In Borish v. Zink, 2 N.J. Super. 42 , 64 A.2d 461 (App.Div. 1949), the beneficiaries, following admission to probate of the decedent's will, instituted suit and arrived at a settlement which provided for distributions at considerable variance with those provided in decedent's will. The state tax commissioner assessed transfer inheritance tax in accordance with the provisions of the will; and the assessment was upheld by the Appellate Division, which based its decision on the principles enunciated in In re O'Neill.

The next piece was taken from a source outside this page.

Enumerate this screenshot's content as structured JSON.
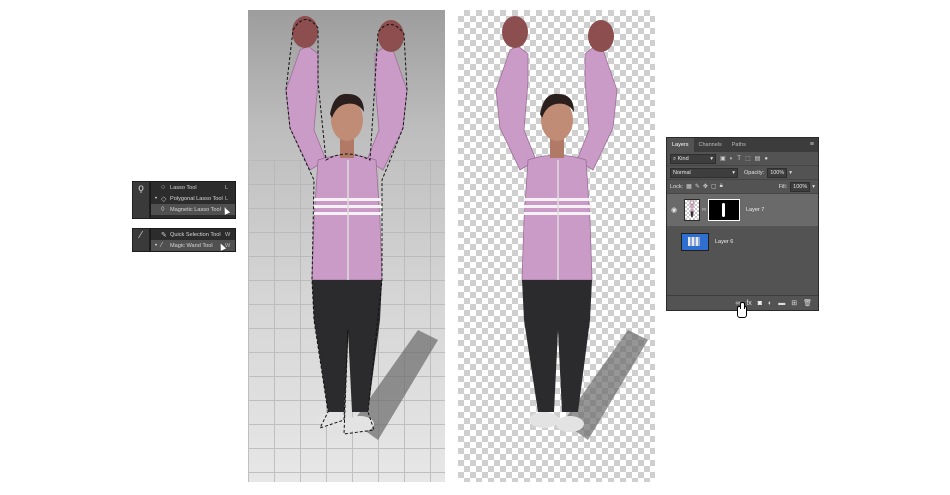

Plaintiff relies upon Demchak v. Kingsley, 90 N.J. Super. 190, 216 A.2d 753 (App.Div. 1966) and Pope v. Kingsley, 40 N.J. 168, 191 A.2d 33 (1963) for the proposition, which he contends is dispositive for inheritance tax purposes, that a consent judgment has equal adjudicative effect to one entered after trial or other judicial determination. Those cases do not support plaintiff's position. Demchak involved the inheritance tax effect of a settlement of a widow's claim. The Appellate Division remanded the case to the Inheritance Tax Bureau to determine whether payment to the widow under the settlement was made with respect to her dower interest or with respect to her claim to a one-third interest in her deceased husband's estate. If the payment was for her statutory dower right, it was exempt from inheritance tax. The circumstances in Demchak are not remotely comparable to the facts in the instant case. Pope v. Kingsley reaffirms the principles enunciated in Gould, O'Neill and Borish, viz, inheritance tax is not affected by transfers made pursuant to a settlement of a will contest. Moreover, the facts in Pope are significantly different from the facts in the instant case. In Pope the Supreme Court held that the tax consequences were, indeed, controlled by the consent order and settlement, which involved setting aside the contested will and admitting an earlier will to probate. Thus, a conclusion that the consent judgment controlled the inheritance tax consequences was consistent with the statute imposing the tax on transfers by will. In the instant case, the 1983 will was not declared invalid, the 1980 will was not admitted to probate, and the parties sharing in the distributions called for by the settlement of the will contest were not all the beneficiaries named in the 1980 will.
In view of the foregoing judgment will be entered upholding defendant's assessment.